Your Gentleness has made me Great


The snow has melted enough this week to be able to see the seesaw in our neighborhood playground.

Soon, children will be back at play, laughing as they go up, crying when they pinch their heels or hit their chins on the way down.

Seesaw fun in the summer

Yet, they all persist in loving the seesaw. It’s funny to watch a young child hop on one side and plead with a larger sibling to get on the other. The lack of balance frustrates the little one until the sibling adjusts to make it more fun, using just one arm or leg instead of using his or her full weight.

In a Psalm about being equipped for battle, The Psalmist wrote, “Your gentleness made me great.”

Gentleness seems out of place in all the talk of bows, arrows, strength, sinking enemies, and beating the enemy as fine as dust in Psalm 18. Why would the Psalmist choose to extol God’s gentleness?

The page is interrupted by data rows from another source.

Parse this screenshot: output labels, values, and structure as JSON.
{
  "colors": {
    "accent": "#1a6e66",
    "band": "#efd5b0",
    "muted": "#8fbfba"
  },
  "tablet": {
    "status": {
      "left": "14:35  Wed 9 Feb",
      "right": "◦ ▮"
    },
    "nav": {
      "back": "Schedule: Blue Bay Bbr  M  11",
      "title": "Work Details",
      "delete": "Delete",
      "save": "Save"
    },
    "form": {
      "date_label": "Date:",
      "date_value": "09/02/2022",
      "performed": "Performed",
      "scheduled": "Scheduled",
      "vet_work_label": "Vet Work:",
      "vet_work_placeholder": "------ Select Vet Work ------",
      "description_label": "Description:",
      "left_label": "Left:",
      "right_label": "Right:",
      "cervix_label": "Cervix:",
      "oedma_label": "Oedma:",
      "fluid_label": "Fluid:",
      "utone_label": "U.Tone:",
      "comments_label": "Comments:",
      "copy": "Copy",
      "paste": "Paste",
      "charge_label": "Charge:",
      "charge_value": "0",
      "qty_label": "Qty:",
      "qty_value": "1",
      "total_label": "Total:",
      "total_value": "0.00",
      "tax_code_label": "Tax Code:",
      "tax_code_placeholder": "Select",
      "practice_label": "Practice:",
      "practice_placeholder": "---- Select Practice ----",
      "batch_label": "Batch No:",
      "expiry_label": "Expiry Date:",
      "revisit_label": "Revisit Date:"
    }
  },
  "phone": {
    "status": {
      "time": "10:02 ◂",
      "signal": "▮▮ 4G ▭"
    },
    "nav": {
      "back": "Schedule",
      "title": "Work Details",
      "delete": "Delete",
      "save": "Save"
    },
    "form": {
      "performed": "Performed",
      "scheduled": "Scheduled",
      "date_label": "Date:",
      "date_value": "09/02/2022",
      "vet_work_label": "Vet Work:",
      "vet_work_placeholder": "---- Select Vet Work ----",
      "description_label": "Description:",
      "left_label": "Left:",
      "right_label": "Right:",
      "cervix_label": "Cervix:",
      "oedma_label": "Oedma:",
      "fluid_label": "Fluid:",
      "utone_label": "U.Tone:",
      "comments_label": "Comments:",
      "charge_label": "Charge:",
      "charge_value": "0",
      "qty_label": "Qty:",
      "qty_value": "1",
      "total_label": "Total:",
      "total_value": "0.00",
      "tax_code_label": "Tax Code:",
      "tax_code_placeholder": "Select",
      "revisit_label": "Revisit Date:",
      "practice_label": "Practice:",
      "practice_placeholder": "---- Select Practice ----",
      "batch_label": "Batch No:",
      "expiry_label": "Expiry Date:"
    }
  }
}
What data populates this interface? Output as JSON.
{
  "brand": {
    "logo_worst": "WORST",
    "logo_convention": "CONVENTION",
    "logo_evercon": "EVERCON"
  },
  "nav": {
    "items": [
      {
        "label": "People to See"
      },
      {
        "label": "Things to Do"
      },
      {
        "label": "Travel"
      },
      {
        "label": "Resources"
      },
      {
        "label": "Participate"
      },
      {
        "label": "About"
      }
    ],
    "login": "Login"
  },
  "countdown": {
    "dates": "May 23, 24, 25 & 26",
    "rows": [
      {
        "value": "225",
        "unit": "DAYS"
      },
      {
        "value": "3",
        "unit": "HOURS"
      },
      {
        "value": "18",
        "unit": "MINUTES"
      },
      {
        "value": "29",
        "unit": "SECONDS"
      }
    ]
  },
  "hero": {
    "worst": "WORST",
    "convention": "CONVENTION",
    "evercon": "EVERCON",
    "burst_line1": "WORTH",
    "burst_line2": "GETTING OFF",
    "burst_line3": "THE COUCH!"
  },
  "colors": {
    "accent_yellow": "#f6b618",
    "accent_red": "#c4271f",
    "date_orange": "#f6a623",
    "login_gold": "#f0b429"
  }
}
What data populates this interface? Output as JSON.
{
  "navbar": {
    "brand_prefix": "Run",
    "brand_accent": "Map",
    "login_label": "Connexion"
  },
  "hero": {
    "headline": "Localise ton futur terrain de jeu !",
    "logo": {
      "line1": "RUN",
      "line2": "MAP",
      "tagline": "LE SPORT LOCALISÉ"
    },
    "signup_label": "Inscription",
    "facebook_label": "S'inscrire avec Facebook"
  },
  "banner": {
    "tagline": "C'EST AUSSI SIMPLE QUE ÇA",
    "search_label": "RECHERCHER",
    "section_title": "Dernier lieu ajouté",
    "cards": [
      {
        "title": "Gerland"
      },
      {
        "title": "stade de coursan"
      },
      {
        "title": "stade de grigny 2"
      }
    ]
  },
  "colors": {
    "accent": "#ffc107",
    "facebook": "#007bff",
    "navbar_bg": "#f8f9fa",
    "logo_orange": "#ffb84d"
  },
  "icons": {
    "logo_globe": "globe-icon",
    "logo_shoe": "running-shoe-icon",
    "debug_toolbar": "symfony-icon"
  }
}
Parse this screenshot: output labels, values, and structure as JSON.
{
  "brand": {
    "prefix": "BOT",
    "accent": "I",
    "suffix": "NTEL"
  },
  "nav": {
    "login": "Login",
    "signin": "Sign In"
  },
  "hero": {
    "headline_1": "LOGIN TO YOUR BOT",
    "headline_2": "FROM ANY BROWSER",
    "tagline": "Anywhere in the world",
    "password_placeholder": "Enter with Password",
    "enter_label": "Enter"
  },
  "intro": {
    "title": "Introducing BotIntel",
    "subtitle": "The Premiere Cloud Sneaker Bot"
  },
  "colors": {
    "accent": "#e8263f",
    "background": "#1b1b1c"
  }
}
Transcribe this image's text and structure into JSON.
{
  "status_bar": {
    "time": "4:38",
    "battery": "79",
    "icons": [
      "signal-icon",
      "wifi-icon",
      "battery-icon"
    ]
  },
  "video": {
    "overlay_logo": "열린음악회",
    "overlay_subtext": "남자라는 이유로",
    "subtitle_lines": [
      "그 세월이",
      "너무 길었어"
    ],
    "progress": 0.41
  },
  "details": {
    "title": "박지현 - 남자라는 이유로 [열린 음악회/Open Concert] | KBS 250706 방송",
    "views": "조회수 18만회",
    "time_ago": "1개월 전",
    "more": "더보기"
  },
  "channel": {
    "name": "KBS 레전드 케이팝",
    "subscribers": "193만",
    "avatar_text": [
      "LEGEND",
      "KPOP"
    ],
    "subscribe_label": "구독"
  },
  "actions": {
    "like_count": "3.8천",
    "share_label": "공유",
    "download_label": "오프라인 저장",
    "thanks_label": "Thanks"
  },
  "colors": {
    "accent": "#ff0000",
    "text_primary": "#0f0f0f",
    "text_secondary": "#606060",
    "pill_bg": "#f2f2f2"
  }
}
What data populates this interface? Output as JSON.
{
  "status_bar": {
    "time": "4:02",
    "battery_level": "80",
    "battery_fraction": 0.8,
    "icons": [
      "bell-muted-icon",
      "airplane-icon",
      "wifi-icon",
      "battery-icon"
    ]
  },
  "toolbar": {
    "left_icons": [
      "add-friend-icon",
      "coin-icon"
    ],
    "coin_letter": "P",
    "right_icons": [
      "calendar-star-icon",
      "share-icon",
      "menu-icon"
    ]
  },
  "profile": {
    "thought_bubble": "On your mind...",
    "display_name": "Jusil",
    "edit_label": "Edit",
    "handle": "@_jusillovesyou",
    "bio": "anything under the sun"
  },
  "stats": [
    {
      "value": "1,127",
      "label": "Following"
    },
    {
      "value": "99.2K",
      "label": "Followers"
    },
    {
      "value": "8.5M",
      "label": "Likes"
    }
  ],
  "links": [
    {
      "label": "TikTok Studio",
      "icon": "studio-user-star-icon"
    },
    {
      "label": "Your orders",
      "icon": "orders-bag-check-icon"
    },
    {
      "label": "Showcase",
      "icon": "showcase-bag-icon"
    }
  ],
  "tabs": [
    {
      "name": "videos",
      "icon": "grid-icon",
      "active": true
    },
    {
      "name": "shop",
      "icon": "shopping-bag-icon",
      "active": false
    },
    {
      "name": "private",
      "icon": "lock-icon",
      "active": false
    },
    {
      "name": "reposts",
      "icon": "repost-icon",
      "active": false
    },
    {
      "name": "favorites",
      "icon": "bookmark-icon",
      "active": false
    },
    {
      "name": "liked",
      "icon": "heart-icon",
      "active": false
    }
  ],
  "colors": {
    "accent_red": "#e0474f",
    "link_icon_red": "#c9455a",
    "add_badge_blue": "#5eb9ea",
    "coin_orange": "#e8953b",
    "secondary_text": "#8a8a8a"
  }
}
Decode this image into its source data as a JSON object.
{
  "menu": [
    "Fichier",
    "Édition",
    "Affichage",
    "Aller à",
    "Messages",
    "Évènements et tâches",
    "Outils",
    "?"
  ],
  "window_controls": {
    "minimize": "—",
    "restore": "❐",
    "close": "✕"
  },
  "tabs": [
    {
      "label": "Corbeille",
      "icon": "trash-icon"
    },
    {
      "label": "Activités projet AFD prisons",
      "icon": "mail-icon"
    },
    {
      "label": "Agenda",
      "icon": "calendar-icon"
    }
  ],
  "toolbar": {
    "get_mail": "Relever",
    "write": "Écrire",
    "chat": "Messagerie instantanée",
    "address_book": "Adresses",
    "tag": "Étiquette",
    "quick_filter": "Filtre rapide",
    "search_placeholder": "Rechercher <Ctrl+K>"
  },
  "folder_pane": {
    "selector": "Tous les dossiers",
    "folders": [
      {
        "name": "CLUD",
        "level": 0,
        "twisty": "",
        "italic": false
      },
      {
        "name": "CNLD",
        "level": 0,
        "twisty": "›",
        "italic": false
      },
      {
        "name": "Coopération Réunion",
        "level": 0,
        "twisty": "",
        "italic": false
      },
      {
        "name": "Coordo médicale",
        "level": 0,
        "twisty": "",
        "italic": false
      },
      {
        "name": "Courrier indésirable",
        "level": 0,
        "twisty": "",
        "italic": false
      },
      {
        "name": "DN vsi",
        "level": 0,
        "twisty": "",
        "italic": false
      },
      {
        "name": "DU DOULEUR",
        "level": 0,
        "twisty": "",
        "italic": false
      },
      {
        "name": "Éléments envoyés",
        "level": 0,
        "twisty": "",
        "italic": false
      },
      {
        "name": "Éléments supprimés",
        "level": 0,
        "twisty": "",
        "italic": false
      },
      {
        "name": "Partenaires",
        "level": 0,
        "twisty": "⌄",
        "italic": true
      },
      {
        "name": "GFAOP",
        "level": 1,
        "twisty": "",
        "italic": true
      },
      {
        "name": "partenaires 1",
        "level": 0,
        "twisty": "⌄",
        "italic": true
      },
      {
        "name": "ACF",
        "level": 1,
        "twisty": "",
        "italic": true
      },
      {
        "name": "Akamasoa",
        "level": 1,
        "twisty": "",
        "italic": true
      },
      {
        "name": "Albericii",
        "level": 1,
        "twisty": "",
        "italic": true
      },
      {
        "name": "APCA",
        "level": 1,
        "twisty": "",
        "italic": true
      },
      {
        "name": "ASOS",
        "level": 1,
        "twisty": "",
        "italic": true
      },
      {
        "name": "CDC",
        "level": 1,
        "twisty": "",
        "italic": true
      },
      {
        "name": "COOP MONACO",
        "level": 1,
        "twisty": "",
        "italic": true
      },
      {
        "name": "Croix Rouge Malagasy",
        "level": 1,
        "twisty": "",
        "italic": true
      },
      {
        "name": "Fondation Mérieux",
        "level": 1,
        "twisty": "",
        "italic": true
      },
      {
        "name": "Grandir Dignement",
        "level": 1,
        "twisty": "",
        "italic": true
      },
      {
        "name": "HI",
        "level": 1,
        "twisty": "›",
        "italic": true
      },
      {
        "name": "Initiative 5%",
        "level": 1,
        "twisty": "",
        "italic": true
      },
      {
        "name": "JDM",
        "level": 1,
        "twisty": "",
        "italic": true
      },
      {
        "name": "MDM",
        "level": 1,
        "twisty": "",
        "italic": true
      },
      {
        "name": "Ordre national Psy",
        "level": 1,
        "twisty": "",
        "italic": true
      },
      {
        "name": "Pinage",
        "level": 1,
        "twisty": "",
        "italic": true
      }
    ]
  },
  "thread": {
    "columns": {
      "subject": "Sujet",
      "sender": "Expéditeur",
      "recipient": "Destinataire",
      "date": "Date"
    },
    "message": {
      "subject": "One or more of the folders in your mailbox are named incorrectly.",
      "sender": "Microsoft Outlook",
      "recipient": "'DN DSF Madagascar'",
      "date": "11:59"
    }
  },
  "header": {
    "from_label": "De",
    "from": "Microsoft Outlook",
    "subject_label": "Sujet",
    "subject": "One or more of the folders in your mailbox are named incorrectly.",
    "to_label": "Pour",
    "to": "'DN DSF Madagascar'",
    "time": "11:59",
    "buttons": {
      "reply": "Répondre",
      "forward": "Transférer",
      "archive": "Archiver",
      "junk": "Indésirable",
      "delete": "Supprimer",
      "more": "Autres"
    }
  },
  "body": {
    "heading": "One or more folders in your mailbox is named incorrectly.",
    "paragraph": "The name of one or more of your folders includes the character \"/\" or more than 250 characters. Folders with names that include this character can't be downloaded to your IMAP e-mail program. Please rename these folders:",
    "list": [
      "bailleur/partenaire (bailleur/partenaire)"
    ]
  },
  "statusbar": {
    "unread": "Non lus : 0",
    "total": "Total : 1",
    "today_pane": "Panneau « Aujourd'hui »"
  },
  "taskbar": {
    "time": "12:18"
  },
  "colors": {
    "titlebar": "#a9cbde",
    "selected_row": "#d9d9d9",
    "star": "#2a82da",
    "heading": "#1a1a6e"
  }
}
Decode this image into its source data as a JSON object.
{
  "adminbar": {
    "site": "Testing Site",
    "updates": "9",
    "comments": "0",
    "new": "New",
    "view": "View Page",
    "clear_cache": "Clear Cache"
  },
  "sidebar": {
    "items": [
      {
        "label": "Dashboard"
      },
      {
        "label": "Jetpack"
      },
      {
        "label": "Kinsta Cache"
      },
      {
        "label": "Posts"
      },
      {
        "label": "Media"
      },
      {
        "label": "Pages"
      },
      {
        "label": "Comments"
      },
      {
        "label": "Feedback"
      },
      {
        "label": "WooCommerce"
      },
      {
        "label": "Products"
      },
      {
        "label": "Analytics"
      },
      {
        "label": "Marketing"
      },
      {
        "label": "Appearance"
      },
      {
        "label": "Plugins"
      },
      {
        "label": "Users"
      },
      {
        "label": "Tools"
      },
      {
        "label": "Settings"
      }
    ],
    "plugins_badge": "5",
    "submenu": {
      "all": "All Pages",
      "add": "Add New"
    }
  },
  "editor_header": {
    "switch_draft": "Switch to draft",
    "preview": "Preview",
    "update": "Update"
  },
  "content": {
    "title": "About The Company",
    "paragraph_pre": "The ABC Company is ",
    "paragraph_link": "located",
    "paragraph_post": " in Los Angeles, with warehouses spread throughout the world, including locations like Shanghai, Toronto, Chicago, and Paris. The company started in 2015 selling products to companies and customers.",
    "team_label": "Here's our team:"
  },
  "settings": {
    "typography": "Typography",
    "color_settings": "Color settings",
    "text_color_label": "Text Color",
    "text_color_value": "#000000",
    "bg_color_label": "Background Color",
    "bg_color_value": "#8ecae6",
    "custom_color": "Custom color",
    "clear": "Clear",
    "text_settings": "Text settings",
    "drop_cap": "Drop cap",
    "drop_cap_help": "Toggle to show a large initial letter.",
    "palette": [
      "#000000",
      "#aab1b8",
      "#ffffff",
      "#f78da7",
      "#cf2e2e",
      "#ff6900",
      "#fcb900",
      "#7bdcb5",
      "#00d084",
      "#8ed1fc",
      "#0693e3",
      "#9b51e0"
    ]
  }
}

The root word for gentleness in Hebrew, anah, meant to be bowed down or afflicted. It wasn’t a term often applied to victorious warriors. Rather, it denoted the meekness and humiltiy of the conquered slave. 

The submissive affliction of the Savior made the Psalmist-warrior great. As if on a see-saw, when the Savior was bowed down, the Psalmist was lifted up. Victory was wrapped up in the Savior’s defeat.

David wrote this Psalm long before Isaiah ever prophesied: “Upon Him was the chastisement that brough us peace, and with His wounds we are healed.”

Author Elizabeth George wrote, “The Old Testament term for gentleness described a mature, ripened shock of grain with its head bent low.” The fuller the grain became, the lower it would bow to the earth. 

This is such an awesome picture for the gentleness of Christ. 

When He humbled Himself and became a man, He filled His earthly body with the weighty glory of heaven. When He bowed Himself to the earth, taking the full weight of God’s wrath for my sin, He lifted me up to be able to accept forgiveness and eternal life. 

His gentleness made me great.

But He didn’t keep gentleness to Himself. 

Though my own holiness weighed no more than a dried leaf, He used His strength to steady the seesaw and filled me with His Holy Spirit so that I too could be so full of the fruit of gentleness that I could also be bent low so that others could be lifted up. 

He gently rescues us, like lost lambs, so that we can be agents of gentle rescue to others. Are we willing to sacrifice self to serve our gentle Savior? “He rescued me because He delighted in me.” 

He said, “Take my yoke upon you, and learn from Me, for I am gentle and lowly in heart, and you will find rest for your souls.”

When we mirror His gentleness, we mirror His love, and we are made great in Him.